Mit einem innovativen, richtungsweisenden Verfahren überwindet der Abwasserzweckverband (AZV) Unteres Sulmtal die bisherigen Grenzen bei der Abwasserreinigung und entfernt künftig auch mikroskopisch kleinste Spurenstoffe aus dem Abwasser. Dies leistet die sogenannte vierte Reinigungsstufe. Die Verbandsversammlung des AZV beschloss einstimmig, die Spurenstoff- und Phosphor-Eliminierung („vierte Reinigungsstufe“) auf der Verbandkläranlage Neckarsulm zu bauen und genehmigte Baukosten von rund 25 Millionen Euro. Für diese Maßnahme hat der AZV beim Land Baden-Württemberg Fördermittel in Höhe von 20 Prozent der Gesamtkosten beantragt. Wird der Förderantrag, wie erwartet, Anfang des kommenden Jahres fristgerecht genehmigt, kann der AZV 2026 mit dem Bau der vierten Reinigungsstufe beginnen. Der Bau der Anlage dauert etwa zwei bis drei Jahre.  
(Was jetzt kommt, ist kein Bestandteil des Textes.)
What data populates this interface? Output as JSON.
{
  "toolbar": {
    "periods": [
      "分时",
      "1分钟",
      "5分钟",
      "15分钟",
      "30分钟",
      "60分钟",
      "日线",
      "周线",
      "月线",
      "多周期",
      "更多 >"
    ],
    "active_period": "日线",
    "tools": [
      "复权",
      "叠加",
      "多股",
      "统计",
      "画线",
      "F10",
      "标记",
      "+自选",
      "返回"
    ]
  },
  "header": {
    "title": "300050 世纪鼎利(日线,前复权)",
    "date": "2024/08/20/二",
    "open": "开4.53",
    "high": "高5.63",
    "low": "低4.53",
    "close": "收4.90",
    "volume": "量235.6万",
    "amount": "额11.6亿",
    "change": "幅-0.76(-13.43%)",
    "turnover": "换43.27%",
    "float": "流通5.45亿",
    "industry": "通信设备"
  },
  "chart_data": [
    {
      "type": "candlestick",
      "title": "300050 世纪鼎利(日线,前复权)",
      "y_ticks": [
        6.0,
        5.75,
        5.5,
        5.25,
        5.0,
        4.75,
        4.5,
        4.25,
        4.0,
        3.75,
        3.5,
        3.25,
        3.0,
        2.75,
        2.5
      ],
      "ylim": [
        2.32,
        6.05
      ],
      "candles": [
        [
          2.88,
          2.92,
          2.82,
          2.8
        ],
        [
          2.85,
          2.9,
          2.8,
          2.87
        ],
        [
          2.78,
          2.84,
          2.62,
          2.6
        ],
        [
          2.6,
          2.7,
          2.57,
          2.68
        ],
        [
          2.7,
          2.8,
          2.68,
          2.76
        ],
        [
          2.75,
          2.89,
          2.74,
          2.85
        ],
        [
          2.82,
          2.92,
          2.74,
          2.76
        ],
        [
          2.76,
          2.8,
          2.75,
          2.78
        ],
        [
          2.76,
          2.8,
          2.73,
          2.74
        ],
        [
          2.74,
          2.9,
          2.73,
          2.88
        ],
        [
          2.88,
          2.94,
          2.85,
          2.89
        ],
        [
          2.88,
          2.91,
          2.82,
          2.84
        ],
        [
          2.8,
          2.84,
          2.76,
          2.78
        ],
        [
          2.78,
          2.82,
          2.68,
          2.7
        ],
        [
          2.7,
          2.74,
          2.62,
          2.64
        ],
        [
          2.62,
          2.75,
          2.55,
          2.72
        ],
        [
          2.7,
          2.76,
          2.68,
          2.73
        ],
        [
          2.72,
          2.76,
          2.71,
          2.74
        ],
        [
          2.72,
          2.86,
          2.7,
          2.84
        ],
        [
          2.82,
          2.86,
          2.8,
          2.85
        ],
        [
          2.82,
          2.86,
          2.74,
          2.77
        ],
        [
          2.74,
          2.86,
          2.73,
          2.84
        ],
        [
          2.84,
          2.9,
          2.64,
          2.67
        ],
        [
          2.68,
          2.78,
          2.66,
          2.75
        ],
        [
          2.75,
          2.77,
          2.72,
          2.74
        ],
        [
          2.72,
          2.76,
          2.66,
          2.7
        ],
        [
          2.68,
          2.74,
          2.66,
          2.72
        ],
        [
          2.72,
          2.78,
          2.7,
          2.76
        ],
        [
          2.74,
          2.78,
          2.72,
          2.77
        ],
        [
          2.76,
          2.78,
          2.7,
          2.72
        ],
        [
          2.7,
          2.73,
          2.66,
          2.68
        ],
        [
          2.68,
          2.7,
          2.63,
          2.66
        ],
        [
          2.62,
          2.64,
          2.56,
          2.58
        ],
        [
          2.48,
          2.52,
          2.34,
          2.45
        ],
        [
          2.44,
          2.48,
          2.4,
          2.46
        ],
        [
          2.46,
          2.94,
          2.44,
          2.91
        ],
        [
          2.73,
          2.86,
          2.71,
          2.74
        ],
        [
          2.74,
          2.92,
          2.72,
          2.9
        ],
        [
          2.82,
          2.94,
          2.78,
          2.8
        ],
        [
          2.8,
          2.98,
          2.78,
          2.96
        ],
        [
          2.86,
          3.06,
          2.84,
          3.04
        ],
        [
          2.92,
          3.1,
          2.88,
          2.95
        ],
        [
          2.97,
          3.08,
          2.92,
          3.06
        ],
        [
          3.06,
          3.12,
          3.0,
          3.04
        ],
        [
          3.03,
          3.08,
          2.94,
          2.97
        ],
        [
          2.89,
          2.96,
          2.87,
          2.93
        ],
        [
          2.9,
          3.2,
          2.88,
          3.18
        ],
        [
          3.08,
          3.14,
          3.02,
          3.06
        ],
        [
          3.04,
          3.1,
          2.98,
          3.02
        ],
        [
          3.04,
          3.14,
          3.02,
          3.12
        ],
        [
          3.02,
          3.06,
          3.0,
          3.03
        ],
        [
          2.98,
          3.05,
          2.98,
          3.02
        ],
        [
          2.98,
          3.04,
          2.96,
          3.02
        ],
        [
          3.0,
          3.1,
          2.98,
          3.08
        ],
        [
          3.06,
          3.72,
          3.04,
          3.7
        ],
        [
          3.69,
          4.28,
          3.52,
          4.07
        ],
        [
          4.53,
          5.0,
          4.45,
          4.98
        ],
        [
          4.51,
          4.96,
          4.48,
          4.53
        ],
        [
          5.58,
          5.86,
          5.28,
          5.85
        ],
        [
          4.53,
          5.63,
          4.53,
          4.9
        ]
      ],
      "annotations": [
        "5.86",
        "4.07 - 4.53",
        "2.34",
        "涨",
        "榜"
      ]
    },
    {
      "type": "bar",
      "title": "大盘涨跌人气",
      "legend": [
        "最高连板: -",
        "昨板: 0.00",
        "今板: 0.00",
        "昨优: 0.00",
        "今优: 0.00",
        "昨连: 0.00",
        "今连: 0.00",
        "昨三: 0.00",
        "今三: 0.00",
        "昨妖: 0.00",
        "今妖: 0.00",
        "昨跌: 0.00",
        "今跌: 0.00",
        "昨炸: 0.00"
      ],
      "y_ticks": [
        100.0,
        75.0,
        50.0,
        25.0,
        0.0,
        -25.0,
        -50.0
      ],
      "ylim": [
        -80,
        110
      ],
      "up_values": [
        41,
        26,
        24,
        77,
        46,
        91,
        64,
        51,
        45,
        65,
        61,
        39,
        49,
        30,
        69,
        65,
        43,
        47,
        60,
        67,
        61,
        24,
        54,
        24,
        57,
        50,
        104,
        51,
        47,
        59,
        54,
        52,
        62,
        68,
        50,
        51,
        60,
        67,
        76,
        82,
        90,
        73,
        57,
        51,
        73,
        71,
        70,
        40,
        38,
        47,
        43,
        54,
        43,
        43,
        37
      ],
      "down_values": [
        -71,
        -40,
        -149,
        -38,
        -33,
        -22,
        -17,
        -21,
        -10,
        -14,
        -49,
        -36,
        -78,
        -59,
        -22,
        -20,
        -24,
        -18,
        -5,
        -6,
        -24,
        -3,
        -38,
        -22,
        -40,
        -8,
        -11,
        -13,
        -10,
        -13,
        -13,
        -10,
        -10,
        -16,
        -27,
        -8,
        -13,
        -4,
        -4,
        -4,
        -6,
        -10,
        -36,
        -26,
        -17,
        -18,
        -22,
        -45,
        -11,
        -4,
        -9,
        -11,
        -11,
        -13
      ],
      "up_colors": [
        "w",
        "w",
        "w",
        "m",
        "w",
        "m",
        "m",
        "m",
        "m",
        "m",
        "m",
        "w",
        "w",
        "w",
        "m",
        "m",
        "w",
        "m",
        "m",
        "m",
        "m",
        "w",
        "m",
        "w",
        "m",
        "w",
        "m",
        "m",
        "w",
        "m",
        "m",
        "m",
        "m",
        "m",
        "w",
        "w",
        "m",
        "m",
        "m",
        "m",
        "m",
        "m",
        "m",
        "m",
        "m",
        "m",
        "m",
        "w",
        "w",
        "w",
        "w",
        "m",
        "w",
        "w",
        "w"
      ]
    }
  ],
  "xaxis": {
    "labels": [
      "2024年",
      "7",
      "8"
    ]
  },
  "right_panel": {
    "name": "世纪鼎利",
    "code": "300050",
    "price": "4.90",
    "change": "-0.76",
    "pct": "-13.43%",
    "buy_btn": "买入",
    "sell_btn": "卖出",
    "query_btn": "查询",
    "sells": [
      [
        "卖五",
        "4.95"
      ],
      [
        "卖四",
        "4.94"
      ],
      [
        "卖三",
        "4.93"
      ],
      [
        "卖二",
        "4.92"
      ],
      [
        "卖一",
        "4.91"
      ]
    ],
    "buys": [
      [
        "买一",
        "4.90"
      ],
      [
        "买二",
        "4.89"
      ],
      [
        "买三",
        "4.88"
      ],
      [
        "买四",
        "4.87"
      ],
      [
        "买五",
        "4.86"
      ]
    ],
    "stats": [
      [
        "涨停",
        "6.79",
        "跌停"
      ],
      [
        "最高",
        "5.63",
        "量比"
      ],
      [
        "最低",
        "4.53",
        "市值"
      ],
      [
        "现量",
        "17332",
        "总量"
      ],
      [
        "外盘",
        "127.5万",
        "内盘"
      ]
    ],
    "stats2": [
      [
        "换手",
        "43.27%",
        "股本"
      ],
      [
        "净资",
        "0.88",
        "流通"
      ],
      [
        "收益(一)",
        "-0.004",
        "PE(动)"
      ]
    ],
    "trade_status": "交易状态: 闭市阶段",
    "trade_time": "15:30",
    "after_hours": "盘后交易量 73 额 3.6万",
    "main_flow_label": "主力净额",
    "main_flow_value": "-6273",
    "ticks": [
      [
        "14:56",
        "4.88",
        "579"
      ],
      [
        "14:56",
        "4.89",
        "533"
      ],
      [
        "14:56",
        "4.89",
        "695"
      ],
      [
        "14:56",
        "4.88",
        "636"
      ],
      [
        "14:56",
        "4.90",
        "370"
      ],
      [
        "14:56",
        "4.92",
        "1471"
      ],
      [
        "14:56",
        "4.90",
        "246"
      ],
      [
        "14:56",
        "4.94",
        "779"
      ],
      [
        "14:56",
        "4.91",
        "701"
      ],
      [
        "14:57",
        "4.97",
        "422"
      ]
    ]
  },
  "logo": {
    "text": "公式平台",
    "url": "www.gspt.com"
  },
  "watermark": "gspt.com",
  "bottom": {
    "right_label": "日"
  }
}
„Das ist ein ganz großer Schritt für den Gewässerschutz in der Region“, betonte der Vorsitzende des AZV, Oberbürgermeister Steffen Hertwig, beim Pressetermin auf dem Gelände der Kläranlage Neckarsulm. Die Verbandskläranlage wurde in den Jahren 2007 bis 2012 leistungsmäßig auf 200.000 Einwohnerwerte erweitert. Dort werden nicht nur häusliche Abwässer gereinigt, sondern auch ein hoher Anteil an Industriegewässern. „Umso wichtiger ist es, dass wir uns dem Thema Spurenstoffbeseitigung professionell stellen“, unterstrich Steffen Hertwig. „Wir handeln hier aus purer Überzeugung, weil wir die Bedeutung des Themas erkannt haben.“

Noch ist die Eliminierung von Spurenstoffen eine Freiwilligkeitsleistung. Die Experten rechnen jedoch damit, dass die vierte Reinigungsstufe per EU-Richtlinie bald gesetzlich verpflichtend vorgeschrieben wird. Darum geht es: Arzneimittel und Chemikalien gelangen täglich mit dem Abwasser in die Kläranlage. Weil sie dort mit der bisherigen Technik nicht ausreichend entfernt werden können, finden sich Spurenstoffe in Flüssen, Bächen und Seen wieder. Manche dieser chemischen Verbindungen können sich schon in sehr geringen Konzentrationen nachteilig auf Kleinlebewesen und Tiere auswirken.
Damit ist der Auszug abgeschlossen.